Some of the patients who are lining up in the morning do have family physicians, Muench said. She didn't know why some patients wouldn't be going to their regular doctors, although it might be a wait to get in.
Her clinic is short on doctors this week, which adds to the pressure. There was no doctor Tuesday afternoon, and wouldn't be on Wednesday afternoon or Thursday morning.
She faxed two requests to the RIH ER in search of doctors willing to help out with a half-day shift, but had no reply. The doctors who staff the Urgent Care Clinic also work in the ER.
Muench said all she can do when there are too many patients is turn them away or refer them to the hospital.
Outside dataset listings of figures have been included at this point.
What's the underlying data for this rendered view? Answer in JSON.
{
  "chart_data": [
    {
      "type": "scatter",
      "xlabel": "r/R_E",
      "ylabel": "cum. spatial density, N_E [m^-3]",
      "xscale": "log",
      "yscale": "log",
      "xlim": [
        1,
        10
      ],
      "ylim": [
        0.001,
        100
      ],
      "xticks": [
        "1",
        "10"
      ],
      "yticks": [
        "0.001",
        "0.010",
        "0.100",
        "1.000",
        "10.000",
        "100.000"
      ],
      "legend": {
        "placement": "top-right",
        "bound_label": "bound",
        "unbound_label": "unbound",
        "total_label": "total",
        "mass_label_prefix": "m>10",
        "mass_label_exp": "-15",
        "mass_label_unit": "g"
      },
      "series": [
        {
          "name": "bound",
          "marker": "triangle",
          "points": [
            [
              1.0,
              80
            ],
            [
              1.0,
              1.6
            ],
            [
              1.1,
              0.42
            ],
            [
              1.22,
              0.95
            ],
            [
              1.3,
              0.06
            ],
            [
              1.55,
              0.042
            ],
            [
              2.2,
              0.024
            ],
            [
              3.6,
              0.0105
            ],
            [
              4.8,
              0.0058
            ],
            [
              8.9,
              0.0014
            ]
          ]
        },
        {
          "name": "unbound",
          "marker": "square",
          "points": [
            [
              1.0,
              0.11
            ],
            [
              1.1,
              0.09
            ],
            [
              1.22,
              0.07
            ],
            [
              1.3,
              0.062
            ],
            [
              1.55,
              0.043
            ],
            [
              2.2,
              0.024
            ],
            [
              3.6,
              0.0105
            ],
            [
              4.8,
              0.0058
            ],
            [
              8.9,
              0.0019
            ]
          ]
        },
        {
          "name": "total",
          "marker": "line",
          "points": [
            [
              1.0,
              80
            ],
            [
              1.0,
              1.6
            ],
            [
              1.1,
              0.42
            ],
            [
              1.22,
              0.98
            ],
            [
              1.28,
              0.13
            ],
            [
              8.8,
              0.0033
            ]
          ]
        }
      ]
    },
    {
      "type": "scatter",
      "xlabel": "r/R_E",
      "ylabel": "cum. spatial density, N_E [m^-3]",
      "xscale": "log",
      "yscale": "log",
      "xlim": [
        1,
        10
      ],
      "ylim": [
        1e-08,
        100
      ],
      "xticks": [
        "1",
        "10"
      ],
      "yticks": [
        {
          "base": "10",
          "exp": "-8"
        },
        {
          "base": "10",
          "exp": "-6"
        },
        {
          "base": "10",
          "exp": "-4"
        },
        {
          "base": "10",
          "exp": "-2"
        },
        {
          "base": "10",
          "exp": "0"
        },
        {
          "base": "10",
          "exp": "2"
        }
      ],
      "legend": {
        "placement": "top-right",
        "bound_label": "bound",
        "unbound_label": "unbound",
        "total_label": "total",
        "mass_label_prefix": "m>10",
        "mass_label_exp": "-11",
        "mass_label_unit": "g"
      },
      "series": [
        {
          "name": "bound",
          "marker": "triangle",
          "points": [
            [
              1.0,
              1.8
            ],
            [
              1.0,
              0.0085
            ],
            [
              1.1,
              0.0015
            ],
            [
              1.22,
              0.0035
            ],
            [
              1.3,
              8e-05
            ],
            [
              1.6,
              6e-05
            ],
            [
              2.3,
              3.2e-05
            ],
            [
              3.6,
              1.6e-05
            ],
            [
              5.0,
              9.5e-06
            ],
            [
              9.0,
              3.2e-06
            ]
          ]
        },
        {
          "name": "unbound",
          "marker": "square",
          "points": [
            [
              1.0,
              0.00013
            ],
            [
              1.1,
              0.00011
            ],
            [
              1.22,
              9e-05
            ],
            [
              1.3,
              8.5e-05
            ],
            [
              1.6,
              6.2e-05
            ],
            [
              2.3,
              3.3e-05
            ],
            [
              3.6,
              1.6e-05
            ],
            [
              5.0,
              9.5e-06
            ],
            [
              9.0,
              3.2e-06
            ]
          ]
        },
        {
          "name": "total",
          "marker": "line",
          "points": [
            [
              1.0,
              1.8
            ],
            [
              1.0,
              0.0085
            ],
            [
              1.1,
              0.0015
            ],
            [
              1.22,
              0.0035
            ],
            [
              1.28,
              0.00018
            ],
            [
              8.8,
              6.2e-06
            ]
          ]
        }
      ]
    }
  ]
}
"People are upset. I just apologize and that's all you can do, really," she said.
"They want to know where to go. They want to book an appointment for tomorrow but we don't do that."
The doctor at her clinic was putting in extra time Tuesday to try to squeeze in as many patients as possible.
At the Summit Medical Clinic, medical office assistant Heather Turner was too busy to talk about how busy she was.
Patients were lined up when she arrived at 8 a.m. and last Friday she spent a lot more time than usual on registering people.
"We're run off our feet," she said.
While there are complicating factors that make it difficult for the Urgent Care Clinic doctors to set up a temporary spot — lab tests need to go back somewhere, patient files are still on the wet office computers — she said they would be welcome at Summit. Especially on weekends, when staffing can be down to one doctor.
"We would be happy if any of them wanted to come in," she said.
Marg Brown, administrator at Royal Inland Hospital, said there has been no significant increase in the number of people showing up at the emergency room.
Extra staff were brought in over the weekend, and the situation is being monitored day by day, she said.